Die Finanz- und Wirtschaftskrise – und der damit verbundene Einbruch der Gewerbesteuereinnahmen – hat viele hessische Kommunen unverschuldet in eine dramatische Finanzsituation gestürzt. Kaum eine Kommune ist mehr in der Lage, einen ausgeglichenen Haushalt vorzulegen – zu viele von ihnen bluten finanziell regelrecht aus. Diese Tatsache verdeutlicht in Hessen glasklar, dass an den Strukturen der kommunalen Finanzordnung und des kommunalen Finanzausgleichs grundlegende Veränderungen vorgenommen werden müssen.

Ursachen der Kommunalen Haushaltskrise sind auch die Übertragung immer neuer Aufgaben ohne ausreichende Finanzierung durch Bund und Land. Dies hat maßgeblich in diese Lage geführt. Viele Aufgaben sind durch gesellschaftliche Veränderungen mit den Jahren immer teurer geworden: Niedriglöhne muss der Kreis als Sozialhilfeträger aufstocken. Schwierige familiäre Bedingungen führen dazu, dass der Kreis zur Sicherung zum Wohl der Kinder öfter einschreiten muss. Das Land hat mit der Kürzung der Steuerzuweisungen an die Kommunen ab dem Jahr 2011 die Lage weiter verschärft. Die hohen Investitionen in Schulbauten in den zurückliegenden Jahren führen auf die Dauer zu höheren Belastungen durch Abschreibungen und Zinsaufwand.

Damit die finanzielle Entlastung von Dauer ist, muss der Kreis seinen Haushalt ausgleichen. Stärkere Kostenbeteiligung des Bundes an Soziallasten und steigende Steuereinnahmen werden das erleichtern, reichen aber nicht aus. Alle drei Ebenen müssen zusammenwirken.
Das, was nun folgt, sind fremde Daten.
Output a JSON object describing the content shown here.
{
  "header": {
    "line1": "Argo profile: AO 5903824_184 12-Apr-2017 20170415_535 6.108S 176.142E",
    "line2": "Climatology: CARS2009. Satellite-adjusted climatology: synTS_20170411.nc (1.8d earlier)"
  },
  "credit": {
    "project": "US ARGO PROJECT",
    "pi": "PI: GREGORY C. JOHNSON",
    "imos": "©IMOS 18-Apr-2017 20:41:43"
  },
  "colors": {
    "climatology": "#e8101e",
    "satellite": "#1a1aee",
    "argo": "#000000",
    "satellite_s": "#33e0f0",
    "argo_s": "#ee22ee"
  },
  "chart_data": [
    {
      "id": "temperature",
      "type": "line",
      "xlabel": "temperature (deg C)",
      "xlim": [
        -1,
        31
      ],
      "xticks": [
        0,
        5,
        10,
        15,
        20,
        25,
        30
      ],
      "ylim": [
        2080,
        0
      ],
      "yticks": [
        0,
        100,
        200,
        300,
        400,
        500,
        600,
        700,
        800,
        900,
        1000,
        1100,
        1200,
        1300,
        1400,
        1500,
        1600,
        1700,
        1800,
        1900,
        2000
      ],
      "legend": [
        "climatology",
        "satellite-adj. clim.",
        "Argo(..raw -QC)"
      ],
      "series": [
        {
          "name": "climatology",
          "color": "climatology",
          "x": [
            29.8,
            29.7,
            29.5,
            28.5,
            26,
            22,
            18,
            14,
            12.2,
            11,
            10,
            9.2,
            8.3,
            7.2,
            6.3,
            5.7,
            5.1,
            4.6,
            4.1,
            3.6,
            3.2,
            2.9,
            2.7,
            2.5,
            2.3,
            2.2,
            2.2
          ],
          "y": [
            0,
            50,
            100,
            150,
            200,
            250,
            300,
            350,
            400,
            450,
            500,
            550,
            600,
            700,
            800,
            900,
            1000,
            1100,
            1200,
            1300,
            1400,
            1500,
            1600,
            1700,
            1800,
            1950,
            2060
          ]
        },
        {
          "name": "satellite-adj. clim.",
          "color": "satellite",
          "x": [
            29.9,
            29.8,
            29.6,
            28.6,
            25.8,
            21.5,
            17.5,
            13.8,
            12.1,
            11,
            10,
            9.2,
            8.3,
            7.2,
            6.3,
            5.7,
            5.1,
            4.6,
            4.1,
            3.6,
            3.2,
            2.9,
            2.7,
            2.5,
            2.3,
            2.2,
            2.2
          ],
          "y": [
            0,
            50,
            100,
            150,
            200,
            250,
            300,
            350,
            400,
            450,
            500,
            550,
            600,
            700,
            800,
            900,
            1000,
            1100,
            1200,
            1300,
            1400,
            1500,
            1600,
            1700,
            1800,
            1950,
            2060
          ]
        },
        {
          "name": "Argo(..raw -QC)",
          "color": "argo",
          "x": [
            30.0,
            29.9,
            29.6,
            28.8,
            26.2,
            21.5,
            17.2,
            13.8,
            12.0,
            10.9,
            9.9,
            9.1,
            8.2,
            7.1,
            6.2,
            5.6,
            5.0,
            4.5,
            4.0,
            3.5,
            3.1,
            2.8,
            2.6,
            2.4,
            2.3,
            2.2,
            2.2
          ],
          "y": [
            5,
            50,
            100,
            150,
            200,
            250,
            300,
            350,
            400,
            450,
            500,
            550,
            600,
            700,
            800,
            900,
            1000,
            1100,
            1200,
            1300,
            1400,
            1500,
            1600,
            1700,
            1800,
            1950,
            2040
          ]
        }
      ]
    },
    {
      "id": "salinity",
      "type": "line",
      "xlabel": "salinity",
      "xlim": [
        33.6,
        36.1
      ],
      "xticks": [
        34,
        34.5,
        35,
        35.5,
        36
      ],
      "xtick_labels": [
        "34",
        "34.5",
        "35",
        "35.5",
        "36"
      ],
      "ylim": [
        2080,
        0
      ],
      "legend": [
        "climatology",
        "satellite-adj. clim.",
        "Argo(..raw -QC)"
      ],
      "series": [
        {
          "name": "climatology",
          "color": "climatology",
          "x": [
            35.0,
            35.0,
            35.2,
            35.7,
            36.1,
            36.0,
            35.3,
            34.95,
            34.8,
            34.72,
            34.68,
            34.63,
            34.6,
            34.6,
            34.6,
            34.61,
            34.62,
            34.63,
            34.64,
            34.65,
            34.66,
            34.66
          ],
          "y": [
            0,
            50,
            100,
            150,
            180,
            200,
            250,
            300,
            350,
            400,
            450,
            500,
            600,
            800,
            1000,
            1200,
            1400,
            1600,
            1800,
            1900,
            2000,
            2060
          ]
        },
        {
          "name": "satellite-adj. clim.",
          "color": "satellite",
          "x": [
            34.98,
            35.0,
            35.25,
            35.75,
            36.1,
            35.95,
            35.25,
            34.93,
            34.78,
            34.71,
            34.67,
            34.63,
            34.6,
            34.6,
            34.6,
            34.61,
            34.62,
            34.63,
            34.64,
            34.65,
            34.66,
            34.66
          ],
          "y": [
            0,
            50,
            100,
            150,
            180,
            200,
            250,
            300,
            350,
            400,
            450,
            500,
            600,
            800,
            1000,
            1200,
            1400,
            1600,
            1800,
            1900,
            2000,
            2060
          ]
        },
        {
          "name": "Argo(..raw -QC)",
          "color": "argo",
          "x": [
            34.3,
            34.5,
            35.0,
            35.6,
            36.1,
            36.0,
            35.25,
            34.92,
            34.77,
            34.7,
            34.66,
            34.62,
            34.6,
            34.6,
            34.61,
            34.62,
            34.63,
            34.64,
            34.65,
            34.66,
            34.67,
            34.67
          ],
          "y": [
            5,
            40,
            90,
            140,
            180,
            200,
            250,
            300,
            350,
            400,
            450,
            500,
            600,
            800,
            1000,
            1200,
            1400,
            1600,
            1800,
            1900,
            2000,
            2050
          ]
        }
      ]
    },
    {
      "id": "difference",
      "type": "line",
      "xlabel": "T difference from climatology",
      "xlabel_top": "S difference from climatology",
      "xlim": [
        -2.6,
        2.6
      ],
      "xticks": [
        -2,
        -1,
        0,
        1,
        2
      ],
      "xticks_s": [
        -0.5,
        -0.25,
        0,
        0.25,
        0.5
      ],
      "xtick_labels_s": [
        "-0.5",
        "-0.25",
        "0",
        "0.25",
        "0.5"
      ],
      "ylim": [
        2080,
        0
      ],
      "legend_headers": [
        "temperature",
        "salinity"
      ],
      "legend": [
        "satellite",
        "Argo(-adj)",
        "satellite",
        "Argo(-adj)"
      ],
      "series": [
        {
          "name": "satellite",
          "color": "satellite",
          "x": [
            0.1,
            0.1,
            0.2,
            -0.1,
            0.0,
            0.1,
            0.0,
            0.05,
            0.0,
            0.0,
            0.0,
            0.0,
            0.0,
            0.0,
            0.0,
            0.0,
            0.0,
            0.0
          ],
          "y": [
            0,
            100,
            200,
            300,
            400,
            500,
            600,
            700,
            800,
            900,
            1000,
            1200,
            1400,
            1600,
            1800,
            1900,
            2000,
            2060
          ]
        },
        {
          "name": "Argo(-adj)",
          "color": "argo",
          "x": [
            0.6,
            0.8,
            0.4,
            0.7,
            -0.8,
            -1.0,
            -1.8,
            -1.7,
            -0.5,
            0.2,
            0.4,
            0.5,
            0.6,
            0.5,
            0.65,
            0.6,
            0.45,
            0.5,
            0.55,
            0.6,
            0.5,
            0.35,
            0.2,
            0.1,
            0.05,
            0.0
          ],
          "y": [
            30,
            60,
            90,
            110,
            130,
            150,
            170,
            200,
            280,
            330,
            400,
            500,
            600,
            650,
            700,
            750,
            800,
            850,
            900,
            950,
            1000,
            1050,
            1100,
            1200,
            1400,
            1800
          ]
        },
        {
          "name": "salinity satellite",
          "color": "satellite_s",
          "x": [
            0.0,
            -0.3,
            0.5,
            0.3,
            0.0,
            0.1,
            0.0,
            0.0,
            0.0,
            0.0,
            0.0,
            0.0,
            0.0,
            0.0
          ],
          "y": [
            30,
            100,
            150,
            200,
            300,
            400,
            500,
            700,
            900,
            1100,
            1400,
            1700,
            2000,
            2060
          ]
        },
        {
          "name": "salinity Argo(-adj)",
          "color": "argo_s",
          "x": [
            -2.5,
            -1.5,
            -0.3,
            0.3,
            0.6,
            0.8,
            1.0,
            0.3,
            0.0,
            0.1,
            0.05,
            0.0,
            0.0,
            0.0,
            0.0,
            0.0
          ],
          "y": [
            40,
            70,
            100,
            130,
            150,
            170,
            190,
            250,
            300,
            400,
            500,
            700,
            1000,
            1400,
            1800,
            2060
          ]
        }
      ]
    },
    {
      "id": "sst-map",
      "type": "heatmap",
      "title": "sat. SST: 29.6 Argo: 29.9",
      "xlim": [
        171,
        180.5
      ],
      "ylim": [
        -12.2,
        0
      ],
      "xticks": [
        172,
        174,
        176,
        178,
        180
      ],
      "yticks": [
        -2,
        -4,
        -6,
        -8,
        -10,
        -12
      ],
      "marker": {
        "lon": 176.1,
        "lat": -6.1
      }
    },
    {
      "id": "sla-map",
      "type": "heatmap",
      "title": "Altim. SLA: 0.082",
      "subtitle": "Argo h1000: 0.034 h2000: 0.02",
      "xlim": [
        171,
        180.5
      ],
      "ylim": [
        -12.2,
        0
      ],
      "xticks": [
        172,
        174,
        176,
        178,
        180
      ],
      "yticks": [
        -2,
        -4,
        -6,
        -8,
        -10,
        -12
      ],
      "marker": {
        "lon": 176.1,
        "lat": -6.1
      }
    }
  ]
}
– Der Bund müsste die durch Bundesgesetz geregelten Soziallasten noch weitgehender tragen.
– Das Land muss seine Kommunen besser ausstatten.
– Der Kreis muss selbst Ballast abwerfen, vor allem Neuverschuldung und die Folgelasten von Investitionen begrenzen. Er muss handeln wo und soweit er selbst es kann.
– In Zukunft muss wieder gelten, dass eine Leistung von der Ebene bezahlt wird, die sie „bestellt“.

Aus diesem Grund setze ich mich für finanziell leistungsfähige, unabhängige und finanzstarke Kommunen ein. Nur so ist es meines Erachtens möglich, die kommunale Selbstverwaltung und damit auch die lokale Demokratie sowie angemessene Dienstleistungen für die Bürgerinnen und Bürger weiter aufrecht zu erhalten.

Hessische Kommunen leiden durch die schwarz-gelb geführte Landesregierung die kommunalfeindlichste Landesregierung, die Hessen je gesehen hat. Viele Kommunen werden so in den Ruin getrieben. Dass unser Landkreis die eklatante Kürzung der Mittel des kommunalen Finanzausgleichs in Höhe von nahezu 340 Mio. € ertragen muss, macht es sehr deutlich, dass diese maßlose Haltung dieser hessischen Landesregierung gestoppt werden muss.